Sinbad:
a Lenda dos Sete Mares,
de Tim Johnson
Sinbad:
legend of the seven seas, EUA, 2003
Sinbad
é um exemplo-síntese
de uma era da indústria do filme de animação americano,
uma era de crescimento vertiginoso e de combatividade entre estúdios,
iniciada pela retomada da Disney no começo dos anos 90 com A
pequena sereia. Os filmes de animação se tornaram blockbusters
indiscutíveis - o público infantil vai ao cinema, leva os
pais e compra toda sorte de quinquilharias de personagens animados - e
várias vezes venceram filmes de ação/aventura de
adultos nas disputas pelos dólares do verão americano. Pois
bem, o processo de crescimento acelerado da indústria foi acompanhado
por um processo de busca de identidade do desenho animado.

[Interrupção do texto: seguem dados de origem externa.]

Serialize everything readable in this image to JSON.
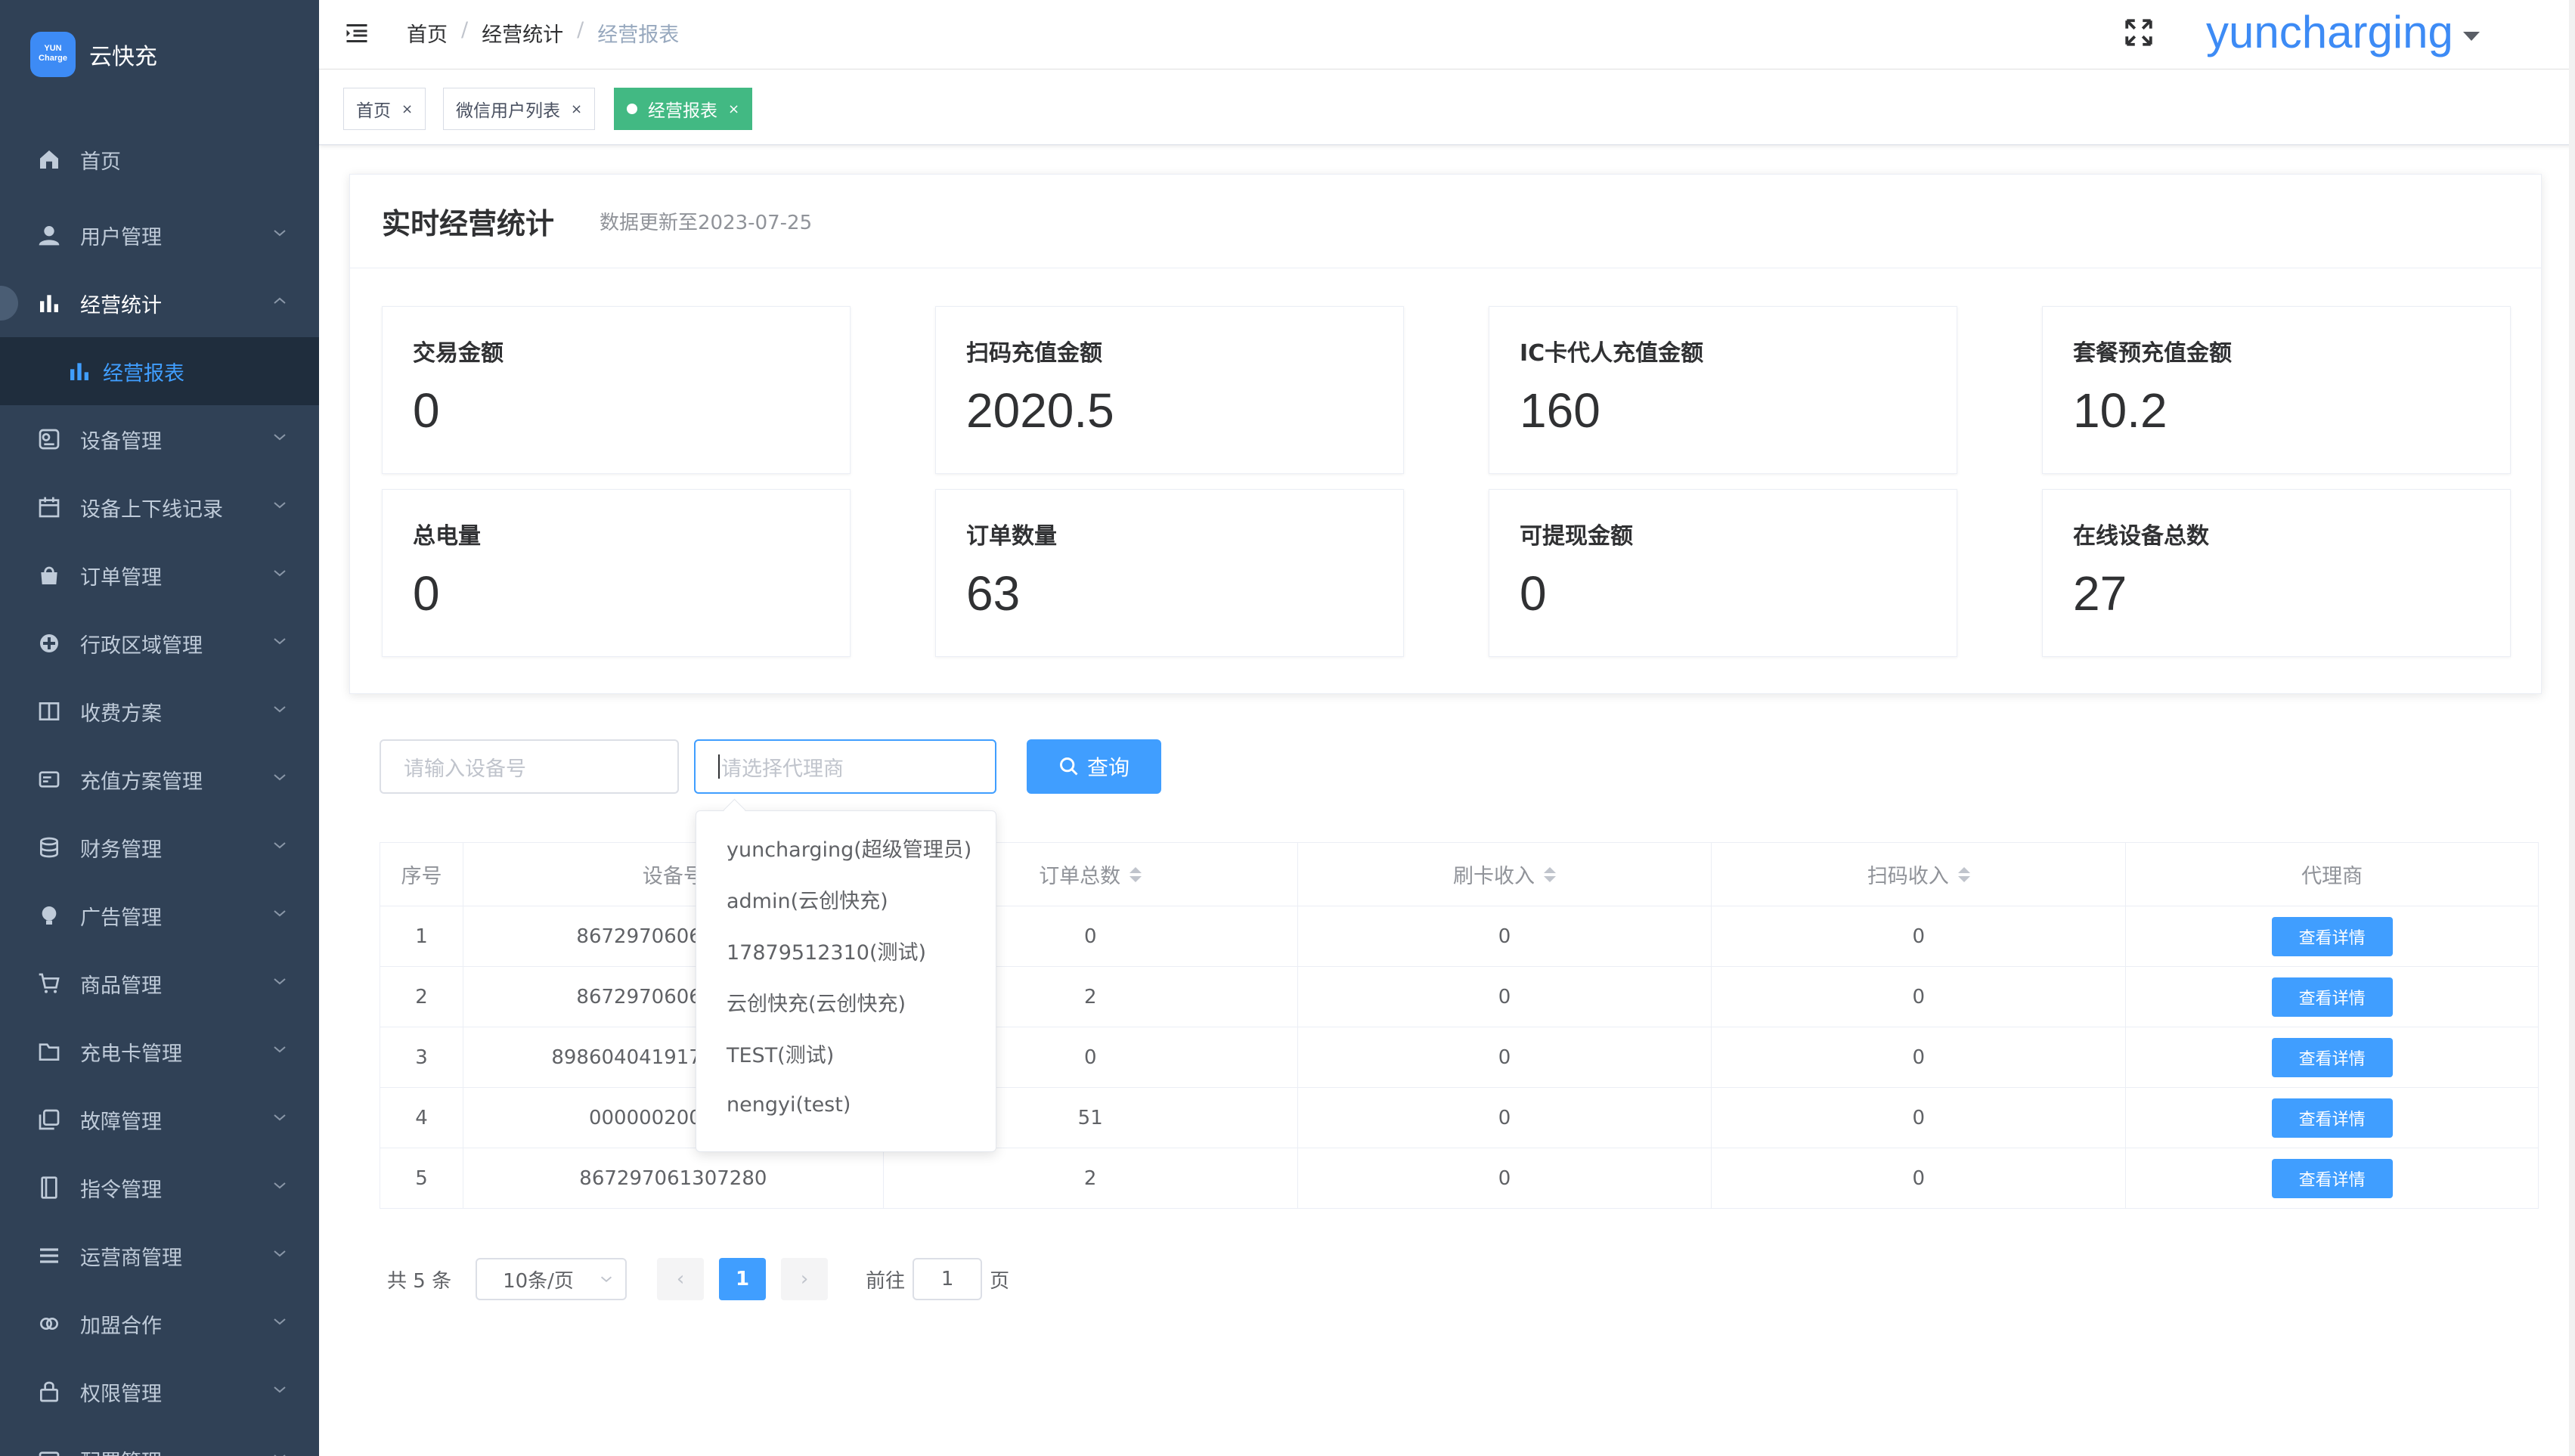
{
  "app": {
    "logo_badge": "YUN Charge",
    "name": "云快充"
  },
  "sidebar": {
    "items": [
      {
        "label": "首页",
        "icon": "home-icon"
      },
      {
        "label": "用户管理",
        "icon": "user-icon"
      },
      {
        "label": "经营统计",
        "icon": "bar-chart-icon",
        "expanded": true
      },
      {
        "label": "经营报表",
        "icon": "bar-chart-icon",
        "active": true
      },
      {
        "label": "设备管理",
        "icon": "device-icon"
      },
      {
        "label": "设备上下线记录",
        "icon": "calendar-icon"
      },
      {
        "label": "订单管理",
        "icon": "bag-icon"
      },
      {
        "label": "行政区域管理",
        "icon": "region-icon"
      },
      {
        "label": "收费方案",
        "icon": "book-icon"
      },
      {
        "label": "充值方案管理",
        "icon": "card-icon"
      },
      {
        "label": "财务管理",
        "icon": "coins-icon"
      },
      {
        "label": "广告管理",
        "icon": "bulb-icon"
      },
      {
        "label": "商品管理",
        "icon": "cart-icon"
      },
      {
        "label": "充电卡管理",
        "icon": "folder-icon"
      },
      {
        "label": "故障管理",
        "icon": "copy-icon"
      },
      {
        "label": "指令管理",
        "icon": "notebook-icon"
      },
      {
        "label": "运营商管理",
        "icon": "list-icon"
      },
      {
        "label": "加盟合作",
        "icon": "link-icon"
      },
      {
        "label": "权限管理",
        "icon": "lock-icon"
      },
      {
        "label": "配置管理",
        "icon": "settings-icon"
      }
    ]
  },
  "navbar": {
    "breadcrumb": [
      "首页",
      "经营统计",
      "经营报表"
    ],
    "username": "yuncharging"
  },
  "tags": [
    {
      "label": "首页"
    },
    {
      "label": "微信用户列表"
    },
    {
      "label": "经营报表",
      "active": true
    }
  ],
  "stats": {
    "title": "实时经营统计",
    "updated": "数据更新至2023-07-25",
    "items": [
      {
        "label": "交易金额",
        "value": "0"
      },
      {
        "label": "扫码充值金额",
        "value": "2020.5"
      },
      {
        "label": "IC卡代人充值金额",
        "value": "160"
      },
      {
        "label": "套餐预充值金额",
        "value": "10.2"
      },
      {
        "label": "总电量",
        "value": "0"
      },
      {
        "label": "订单数量",
        "value": "63"
      },
      {
        "label": "可提现金额",
        "value": "0"
      },
      {
        "label": "在线设备总数",
        "value": "27"
      }
    ]
  },
  "filters": {
    "device_placeholder": "请输入设备号",
    "agent_placeholder": "请选择代理商",
    "query_label": "查询"
  },
  "dropdown": {
    "options": [
      "yuncharging(超级管理员)",
      "admin(云创快充)",
      "17879512310(测试)",
      "云创快充(云创快充)",
      "TEST(测试)",
      "nengyi(test)"
    ]
  },
  "table": {
    "headers": [
      "序号",
      "设备号",
      "订单总数",
      "刷卡收入",
      "扫码收入",
      "代理商"
    ],
    "action_label": "查看详情",
    "rows": [
      {
        "index": "1",
        "device": "8672970606",
        "orders": "0",
        "card": "0",
        "scan": "0"
      },
      {
        "index": "2",
        "device": "8672970606",
        "orders": "2",
        "card": "0",
        "scan": "0"
      },
      {
        "index": "3",
        "device": "898604041917",
        "orders": "0",
        "card": "0",
        "scan": "0"
      },
      {
        "index": "4",
        "device": "000000200",
        "orders": "51",
        "card": "0",
        "scan": "0"
      },
      {
        "index": "5",
        "device": "867297061307280",
        "orders": "2",
        "card": "0",
        "scan": "0"
      }
    ]
  },
  "pagination": {
    "total": "共 5 条",
    "page_size": "10条/页",
    "prev": "‹",
    "current": "1",
    "next": "›",
    "goto_prefix": "前往",
    "goto_value": "1",
    "goto_suffix": "页"
  },
  "colors": {
    "sidebar_bg": "#304156",
    "accent": "#409eff",
    "tag_active": "#42b983"
  }
}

Sinbad
não representa outra coisa senão uma evidente crise de identidade.
Claramente movido
pela intenção de seguir uma cartilha que possa ter dado
certo em algum momento, o filme dos estúdios Dreamworks (o mesmo
de Shrek, é verdade, mas, ao mesmo tempo o mesmo do trágico
Spirit) optou por não dar atenção a seu roteiro
- justamente o que tem sido a chave para o sucesso de vários filmes
- e seguir modelos estabelecidos. Sinbad é um bonequinho
de plástico.
Começa pela
opção por ceder ao clichê da heroína feministamente
correta. Depois de A pequena sereia, mas sobretudo depois do igualmente
Disney A Bela e a Fera, as personagens centrais femininas têm
que ser sempre a mesma: a mulher que é tão ou mais capaz
que os homens, que é independente deles, mas que, ao mesmo tempo,
descobre neles o amor.
Outro clichê
ao qual o desenho se rende é o do herói assim não
tão sério. O Sinbad de Sinbad é um jagunço.
Pouco inteligente, exercita suas habilidades de navegador e pirata com
destreza, mas é sempre vencido pelo brilhantismo da heroína
e por sua própria honestidade mediana. A combinação
desses dois clichês principais conduziu a uma opção
por um roteiro pouco importante. A história é secundária
na história do filme. O que importa é apenas o conflito
central entre o casal e a constituição deles dois como um
casal de fato. E a esses padrões somam-se outros, como a recente
obsessão da animação americana pelos esportes radicais:
toda ação em uma história tradicional ou mágica
é lida como um correlato de uma prática atlética
atual.
Assim, Tarzan, no
filme recente da Disney, saltava de galho em galho com movimentos decalcados
dos de um skatista que faz suas manobras nas rampas. O mesmo com os personagens
de O planeta do tesouro, que fazem surf aéreo e ski aquático
em suas ações bucaneiras. Sinbad anda de tobogã,
faz iatismo e outros tantos esportes. Tudo porque as crianças e
seus pais, interessados em esportes, precisam se identificar com os personagens,
como se o desenho animado fosse um grande comercial de cigarros.
Sem dúvida
a maior vítima da falta de ousadia da Dreamworks na feitura de
Sinbad é o próprio personagem. O aventureiro árabe,
que já foi um herói de aventuras caro ao cinema nos anos
60 e 70 foi convertido em alguém a ser esquecido, em parte de uma
história a ser revista e constatada como elo em uma corrente de
produção em série de mitos vazios e temporários.
Sinbad será esquecido e isso é muito bom, porque,
como filme, é vergonhoso, mas é também muito ruim,
porque os grandes personagens merecem grandes traduções.